The Ratzinger prize, referred to as the “Nobel of Theology,” will for the first time this year recognize a woman theologian. It is also being awarded for the first time to a Polish theologian.
Cardinal Camillo Ruini announced today the award recipients as French professor Anne-Marie Pelletier, the prize’s first female winner, and Polish priest and scholar, Professor Waldemar Chrostowski, the first Polish winner.
Jesuit Fr. Lombardi, director of the Holy See Press Office, briefed journalists on the Ratzinger Prizes of 2014, to be awarded Nov. 22.
Professor Pelletier, 69, married with three children, is a scholar of hermeneutics and biblical exegesis who has also examined the role of women in Christianity. Having earned undergraduate and graduate degrees from the University of Paris and a licentiate in theology from the Catholic Institute of Paris, she currently teaches sacred Scripture and Hermeneutics Biblical Study at Paris’ Notre Dame Seminary.
Referring to Pelletier as “a most distinguished figure in contemporary French Catholicism,” Cardinal Ruini said she “unites deserved scientific prestige and a great and versatile cultural liveliness with an authentic dedication to causes of the highest importance for Christian witness in society.”
The scholar has taught and published extensively, and is best known for her works in the field of hermeneutics and biblical exegesis and on the question of women in Christianity. Her research endeavors range from Christianity and Judaism, to the monastic world.
Monsignor Chrostowski, the first ever Polish winner, is a 63-year-old priest, biblicist and expert on Catholic-Jewish dialogue.
Cardinal Ruini explained that Msgr. Chrostowski, the general editor of the journal “Collectanea Theologica” and the president of the Association of Polish Biblicists, “unites scientific rigour with passion for the Word of God, service to the Church and engagement in interreligious dialogue.”
Before continuing his studies in Rome, where he would obtain a licentiate from the Pontifical Biblical Institute in 1981, Father Chrostowski, had earned his licentiate in theology from Poland’s Academy of Theology in 1977, one year after being ordained a priest.
Currently serving on the theology faculty at Cardinal Stefan Wyszynski University, prior, since 1987, he had been part of the theology faculty at the Academy of Warsaw, as well as at various other universities and seminaries.

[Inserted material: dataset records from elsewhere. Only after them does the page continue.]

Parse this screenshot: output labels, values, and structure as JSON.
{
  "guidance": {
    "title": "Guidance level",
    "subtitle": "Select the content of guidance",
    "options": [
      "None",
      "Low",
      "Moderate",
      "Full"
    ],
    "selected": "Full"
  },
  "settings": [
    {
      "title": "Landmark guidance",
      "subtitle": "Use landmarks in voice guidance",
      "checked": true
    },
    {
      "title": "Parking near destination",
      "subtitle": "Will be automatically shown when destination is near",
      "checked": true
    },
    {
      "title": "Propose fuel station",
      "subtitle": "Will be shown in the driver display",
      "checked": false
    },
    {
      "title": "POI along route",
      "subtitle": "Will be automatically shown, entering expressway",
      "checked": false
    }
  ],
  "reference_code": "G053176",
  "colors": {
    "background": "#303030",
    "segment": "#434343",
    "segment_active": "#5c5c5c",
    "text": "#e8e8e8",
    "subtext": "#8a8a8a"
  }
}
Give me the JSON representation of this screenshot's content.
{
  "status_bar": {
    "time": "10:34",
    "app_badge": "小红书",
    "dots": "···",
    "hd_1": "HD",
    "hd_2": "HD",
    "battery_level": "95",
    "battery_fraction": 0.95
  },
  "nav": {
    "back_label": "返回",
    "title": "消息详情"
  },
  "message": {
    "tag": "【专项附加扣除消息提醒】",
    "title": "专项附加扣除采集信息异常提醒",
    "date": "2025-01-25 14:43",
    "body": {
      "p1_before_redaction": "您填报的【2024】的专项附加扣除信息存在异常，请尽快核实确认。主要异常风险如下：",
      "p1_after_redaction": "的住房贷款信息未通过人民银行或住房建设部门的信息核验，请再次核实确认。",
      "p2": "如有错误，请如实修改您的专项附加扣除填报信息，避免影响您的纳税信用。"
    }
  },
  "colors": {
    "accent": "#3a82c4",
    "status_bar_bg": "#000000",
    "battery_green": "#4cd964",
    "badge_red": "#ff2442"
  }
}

The Ratzinger Prize is a monetary award for an amount of some $87,000. The Ratzinger Foundation, a charitable organization whose aim is “the promotion of theology in the spirit of Joseph Ratzinger,” funds scholarships and bursaries for poorer students across the world. The charity makes most of its money from selling the writings of the Pope Emeritus.
The Ratzinger Prize was instituted by the foundation in 2010, when Pope Benedict XVI announced that it had decided to donate a sizable sum of money for the establishment of a sort of ‘Nobel Prize in Theology,’ as the president of the foundation’s scientific commission had termed it. It is intended to recognize those who perform promising scholarly research relating to or expounding upon his work.